The military conflict between Iran and Israel has heightened geopolitical and security risks across the Middle East, with some sovereign credit profiles potentially facing adverse effects if violence escalates, Fitch Ratings said on June 17.
Aviation, shipping, tourism, business and banking have all faced pressure in recent days as neither Tehran or Tel Aviv are interested in backing down from their offensive positions.
The credit rating agency expects the conflict to remain contained between Israel and Iran for no more than a few weeks, with spillover effects remaining within the range that can be absorbed at Israel's 'A'/Negative rating level.

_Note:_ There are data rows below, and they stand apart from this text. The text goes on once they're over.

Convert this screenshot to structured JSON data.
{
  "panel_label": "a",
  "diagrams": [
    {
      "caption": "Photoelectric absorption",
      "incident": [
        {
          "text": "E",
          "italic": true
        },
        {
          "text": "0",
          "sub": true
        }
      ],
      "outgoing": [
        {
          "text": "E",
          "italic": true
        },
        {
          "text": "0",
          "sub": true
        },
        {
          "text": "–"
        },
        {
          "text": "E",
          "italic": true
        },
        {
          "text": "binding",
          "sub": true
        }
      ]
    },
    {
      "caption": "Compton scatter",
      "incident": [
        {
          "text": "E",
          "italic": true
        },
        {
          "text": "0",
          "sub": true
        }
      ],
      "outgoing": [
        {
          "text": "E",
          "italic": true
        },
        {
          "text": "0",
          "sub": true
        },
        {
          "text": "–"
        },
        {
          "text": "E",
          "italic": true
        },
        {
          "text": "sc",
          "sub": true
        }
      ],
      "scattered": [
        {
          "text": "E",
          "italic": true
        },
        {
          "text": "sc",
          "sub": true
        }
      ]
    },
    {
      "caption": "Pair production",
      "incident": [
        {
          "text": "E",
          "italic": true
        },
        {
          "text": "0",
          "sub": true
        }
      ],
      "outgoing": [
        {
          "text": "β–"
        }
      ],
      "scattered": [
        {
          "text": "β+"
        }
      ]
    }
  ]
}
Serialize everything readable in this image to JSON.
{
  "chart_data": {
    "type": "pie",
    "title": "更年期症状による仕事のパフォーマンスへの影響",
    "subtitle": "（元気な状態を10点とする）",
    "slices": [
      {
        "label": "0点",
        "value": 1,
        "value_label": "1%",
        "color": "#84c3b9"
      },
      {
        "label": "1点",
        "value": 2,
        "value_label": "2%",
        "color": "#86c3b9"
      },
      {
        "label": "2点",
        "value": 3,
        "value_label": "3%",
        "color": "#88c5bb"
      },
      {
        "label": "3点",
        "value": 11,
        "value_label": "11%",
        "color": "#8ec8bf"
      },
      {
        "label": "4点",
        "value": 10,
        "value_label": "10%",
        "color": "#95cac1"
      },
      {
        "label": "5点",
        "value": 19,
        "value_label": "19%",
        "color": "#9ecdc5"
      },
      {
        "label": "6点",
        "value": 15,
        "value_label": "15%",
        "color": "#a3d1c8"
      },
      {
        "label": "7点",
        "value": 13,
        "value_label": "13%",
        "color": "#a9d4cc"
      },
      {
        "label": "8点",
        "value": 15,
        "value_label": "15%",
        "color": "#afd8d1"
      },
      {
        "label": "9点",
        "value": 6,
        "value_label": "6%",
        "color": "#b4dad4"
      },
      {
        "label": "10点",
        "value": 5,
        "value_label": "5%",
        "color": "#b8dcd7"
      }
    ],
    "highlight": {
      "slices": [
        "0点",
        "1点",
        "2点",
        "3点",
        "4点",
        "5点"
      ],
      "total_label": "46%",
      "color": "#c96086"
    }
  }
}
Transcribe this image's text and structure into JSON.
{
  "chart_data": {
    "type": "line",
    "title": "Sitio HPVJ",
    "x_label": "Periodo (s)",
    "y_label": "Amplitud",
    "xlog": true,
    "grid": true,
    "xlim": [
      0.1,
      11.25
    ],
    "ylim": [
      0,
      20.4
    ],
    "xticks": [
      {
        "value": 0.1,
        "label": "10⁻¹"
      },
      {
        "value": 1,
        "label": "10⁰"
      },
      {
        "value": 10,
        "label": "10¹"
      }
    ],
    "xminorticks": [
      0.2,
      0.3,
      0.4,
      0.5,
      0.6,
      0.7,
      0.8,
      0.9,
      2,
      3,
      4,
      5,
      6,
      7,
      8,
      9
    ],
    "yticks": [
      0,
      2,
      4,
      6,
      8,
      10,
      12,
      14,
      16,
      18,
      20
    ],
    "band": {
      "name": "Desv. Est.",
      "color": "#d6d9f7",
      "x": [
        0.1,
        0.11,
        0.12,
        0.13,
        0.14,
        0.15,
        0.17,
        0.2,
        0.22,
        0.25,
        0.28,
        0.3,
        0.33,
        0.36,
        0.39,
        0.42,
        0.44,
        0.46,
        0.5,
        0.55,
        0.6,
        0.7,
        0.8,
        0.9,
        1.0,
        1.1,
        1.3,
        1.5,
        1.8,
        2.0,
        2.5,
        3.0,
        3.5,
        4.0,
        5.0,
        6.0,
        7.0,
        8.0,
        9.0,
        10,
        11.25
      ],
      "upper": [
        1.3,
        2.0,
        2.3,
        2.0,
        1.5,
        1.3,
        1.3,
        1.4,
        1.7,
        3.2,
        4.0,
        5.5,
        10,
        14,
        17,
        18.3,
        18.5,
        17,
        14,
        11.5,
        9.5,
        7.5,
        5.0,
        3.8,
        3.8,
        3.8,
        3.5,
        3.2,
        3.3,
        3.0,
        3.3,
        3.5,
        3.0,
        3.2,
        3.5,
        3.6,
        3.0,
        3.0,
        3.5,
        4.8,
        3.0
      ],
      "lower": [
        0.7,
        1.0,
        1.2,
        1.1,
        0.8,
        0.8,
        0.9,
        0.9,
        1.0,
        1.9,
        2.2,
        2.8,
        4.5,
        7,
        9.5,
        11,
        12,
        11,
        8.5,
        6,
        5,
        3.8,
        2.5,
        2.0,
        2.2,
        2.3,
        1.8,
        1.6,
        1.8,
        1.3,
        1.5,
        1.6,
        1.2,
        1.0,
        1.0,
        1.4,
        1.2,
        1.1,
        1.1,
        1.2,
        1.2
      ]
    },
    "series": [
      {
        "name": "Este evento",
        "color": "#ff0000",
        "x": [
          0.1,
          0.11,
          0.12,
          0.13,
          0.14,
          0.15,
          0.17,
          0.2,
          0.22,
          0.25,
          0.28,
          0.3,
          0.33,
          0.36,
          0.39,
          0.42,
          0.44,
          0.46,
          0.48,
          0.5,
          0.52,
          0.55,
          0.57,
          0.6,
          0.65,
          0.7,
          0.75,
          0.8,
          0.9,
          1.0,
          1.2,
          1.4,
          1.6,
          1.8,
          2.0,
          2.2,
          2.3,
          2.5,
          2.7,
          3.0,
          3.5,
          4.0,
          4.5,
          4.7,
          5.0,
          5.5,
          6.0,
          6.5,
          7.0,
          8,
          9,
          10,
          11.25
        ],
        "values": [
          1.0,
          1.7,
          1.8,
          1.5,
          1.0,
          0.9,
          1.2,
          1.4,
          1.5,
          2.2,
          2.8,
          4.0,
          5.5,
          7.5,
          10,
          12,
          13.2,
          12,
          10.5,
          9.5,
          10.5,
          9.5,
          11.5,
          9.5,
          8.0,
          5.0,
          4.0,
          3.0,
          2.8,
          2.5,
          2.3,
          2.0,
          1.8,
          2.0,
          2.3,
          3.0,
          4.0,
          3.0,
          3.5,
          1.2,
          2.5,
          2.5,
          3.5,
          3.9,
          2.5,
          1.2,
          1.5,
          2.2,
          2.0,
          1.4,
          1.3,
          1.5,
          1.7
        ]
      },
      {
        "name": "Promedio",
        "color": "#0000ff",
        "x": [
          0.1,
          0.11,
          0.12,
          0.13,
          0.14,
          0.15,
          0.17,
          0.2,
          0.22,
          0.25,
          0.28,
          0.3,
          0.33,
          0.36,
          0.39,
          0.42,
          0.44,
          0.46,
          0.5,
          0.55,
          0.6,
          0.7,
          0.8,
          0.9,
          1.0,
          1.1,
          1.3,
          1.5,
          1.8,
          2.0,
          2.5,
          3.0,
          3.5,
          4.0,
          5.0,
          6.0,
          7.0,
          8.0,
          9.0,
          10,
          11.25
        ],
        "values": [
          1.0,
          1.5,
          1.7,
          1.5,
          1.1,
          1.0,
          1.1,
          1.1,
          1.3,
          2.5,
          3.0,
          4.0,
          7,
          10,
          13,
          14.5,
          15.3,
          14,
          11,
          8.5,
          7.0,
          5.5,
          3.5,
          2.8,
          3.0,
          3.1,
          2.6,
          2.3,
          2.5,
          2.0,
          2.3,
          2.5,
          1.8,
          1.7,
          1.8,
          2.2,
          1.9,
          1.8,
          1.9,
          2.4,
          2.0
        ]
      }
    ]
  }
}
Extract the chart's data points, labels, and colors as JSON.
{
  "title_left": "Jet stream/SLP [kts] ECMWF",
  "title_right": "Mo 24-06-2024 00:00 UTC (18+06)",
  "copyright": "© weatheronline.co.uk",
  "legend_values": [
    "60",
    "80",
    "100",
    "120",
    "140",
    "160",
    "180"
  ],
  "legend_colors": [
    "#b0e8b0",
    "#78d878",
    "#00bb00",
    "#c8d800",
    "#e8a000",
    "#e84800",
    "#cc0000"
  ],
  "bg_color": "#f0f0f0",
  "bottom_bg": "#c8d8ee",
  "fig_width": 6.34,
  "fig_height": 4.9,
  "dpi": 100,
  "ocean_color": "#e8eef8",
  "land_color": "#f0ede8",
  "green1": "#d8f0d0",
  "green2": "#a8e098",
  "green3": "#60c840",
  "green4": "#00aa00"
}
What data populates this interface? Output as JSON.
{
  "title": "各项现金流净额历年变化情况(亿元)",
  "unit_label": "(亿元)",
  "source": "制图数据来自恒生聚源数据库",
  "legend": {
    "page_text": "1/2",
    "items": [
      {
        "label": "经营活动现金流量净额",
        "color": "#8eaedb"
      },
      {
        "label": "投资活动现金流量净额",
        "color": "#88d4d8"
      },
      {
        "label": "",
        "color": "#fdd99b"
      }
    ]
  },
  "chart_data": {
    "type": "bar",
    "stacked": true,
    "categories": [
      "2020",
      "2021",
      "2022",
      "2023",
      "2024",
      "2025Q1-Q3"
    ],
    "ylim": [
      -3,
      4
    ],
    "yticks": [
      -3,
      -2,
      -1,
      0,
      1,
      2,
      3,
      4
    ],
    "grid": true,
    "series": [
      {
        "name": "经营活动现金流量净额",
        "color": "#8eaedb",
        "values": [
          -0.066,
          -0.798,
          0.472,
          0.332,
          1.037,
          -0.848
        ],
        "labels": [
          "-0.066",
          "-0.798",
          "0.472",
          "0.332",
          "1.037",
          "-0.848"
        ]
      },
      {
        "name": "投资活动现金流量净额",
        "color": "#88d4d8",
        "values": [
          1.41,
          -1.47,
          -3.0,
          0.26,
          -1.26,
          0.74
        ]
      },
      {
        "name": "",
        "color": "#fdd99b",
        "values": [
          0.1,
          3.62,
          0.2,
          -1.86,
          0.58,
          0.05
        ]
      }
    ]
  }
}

Brent crude oil prices rose to around $75 per barrel from approximately $65 before the conflict began, with Fitch expecting the geopolitical risk premium to remain contained at $5-$10 per barrel.
The agency noted that Israel has strong defensive countermeasures and Iranian strikes have not had a material economic impact, whilst Iran's capacity to retaliate through proxies in Gaza and Lebanon has been damaged by Israeli military campaigns.
Even if all Iranian exports were lost, they could be replaced by spare capacity from OPEC+ producers totalling around 5.7mn barrels per day, Fitch said. Iran produced approximately 3.3mn barrels daily in 2024.
Gulf Cooperation Council member states have all condemned Israel's attack on Iran, reinforcing Fitch's baseline view that relations between Iran and GCC states remain fairly good and Iranian moves against GCC targets are unlikely.
Some GCC sovereigns including Kuwait, Qatar, Saudi Arabia and the United Arab Emirates have large credit buffers that would cushion any increase in security risk effects.
The agency warned that Houthi forces in Yemen could escalate attacks in support of Iran, potentially aggravating disruption to regional shipping through the Suez Canal and reducing Egypt's canal earnings.
Jordan's tourism sector faces likely renewed drops in European tourism with negative effects on growth and fiscal receipts, though Fitch considers these risks contained under its baseline scenario.
Under more severe scenarios involving significant regional conflict broadening or Strait of Hormuz shipping disruptions, oil prices could remain higher for sustained periods with greater negative repercussions for Middle Eastern sovereign credit profiles.